The Model 100 was powered by a 7-horsepower Kohler engine and had centrifugal clutches just like the sleds of today. For whatever reason, this Model 100 has an 8-horsepower Kohler. Maybe it was upgraded by a previous owner or maybe it snuck out of the factory with an engine originally destined for a different model since the 100D, 101D and 170 models all came with 8-horsepower engines. Hetteen’s vision of the snow machine as a recreational machine ultimately proved correct. A few short years after the first Model 100s left the factory, the majority of snowmobiles built would be sport models, a trend that continues to this day. Perhaps more than any other, this sled symbolizes that vision. When these photos were taken the sled was owned by Rich Pederson and was on display in his personal collection he calls the Zed Shed.

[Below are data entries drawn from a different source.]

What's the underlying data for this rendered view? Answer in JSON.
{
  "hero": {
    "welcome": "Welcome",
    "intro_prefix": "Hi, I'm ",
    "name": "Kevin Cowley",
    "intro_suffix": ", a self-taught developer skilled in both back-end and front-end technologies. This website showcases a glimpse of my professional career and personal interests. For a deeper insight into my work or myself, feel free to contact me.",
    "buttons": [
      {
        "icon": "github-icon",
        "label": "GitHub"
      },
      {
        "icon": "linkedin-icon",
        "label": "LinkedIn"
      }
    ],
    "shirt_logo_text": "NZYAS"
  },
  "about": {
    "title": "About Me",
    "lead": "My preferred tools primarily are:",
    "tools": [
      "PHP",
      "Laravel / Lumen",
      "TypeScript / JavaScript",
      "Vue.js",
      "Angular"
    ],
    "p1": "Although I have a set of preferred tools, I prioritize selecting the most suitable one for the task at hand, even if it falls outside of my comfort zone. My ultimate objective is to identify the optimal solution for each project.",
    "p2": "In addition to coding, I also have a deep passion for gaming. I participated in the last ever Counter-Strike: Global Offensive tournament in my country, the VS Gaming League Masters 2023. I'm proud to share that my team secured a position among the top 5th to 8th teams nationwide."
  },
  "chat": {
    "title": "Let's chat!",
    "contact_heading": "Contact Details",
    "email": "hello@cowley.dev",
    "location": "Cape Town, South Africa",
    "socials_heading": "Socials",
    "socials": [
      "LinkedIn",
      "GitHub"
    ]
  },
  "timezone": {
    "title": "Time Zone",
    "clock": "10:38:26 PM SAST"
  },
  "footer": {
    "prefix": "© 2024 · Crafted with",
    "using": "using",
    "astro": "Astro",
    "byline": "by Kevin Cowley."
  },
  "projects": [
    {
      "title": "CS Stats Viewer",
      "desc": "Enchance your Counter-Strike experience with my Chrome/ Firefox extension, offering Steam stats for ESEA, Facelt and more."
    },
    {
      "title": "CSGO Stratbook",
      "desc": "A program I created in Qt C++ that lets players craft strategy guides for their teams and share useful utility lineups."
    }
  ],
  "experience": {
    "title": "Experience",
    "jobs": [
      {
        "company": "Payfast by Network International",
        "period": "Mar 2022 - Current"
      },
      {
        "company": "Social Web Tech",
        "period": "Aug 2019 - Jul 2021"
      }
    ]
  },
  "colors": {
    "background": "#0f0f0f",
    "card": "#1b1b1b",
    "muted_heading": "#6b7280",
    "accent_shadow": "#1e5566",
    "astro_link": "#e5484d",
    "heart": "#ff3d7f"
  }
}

  1. We had one. My father sold mobile homes and someone brought one to trade in. My dad never saw one before so he was unsure he wanted it. He called his brother in law who was a sportsman. My uncle convinced my dad by telling him he would go halvsies.

    It definitely was a groomed trail machine. I took it into some deep snow a few times and it was a beast for a young teen to get free from being bogged down.

    Thanks for the history! My dad and uncle are both gone now, but plenty of great memories remain.

  2. Yes, a good read. Some points about Edgar that i didn’t know. Like the part about him leaving Polaris to be a bush pilot. Probably mentioned in his book Breaking Trail which i still haven’t read.

  3. 8hp Kohlers will run for decades if
    Properly maintained. Ironically that was their main problem. lol. Other than carb cleaning and oil changes and plugs and valve adjustment once in a while. They never died until several years had gone by. Cold starting them in Panthers was educational for a young boy. Built muscles rolling that 305cc thumper over on a minus 10 degree morning. We dubbed the 1967 Panther I drove Chitty Chitty Bang Bang.. great kids sled!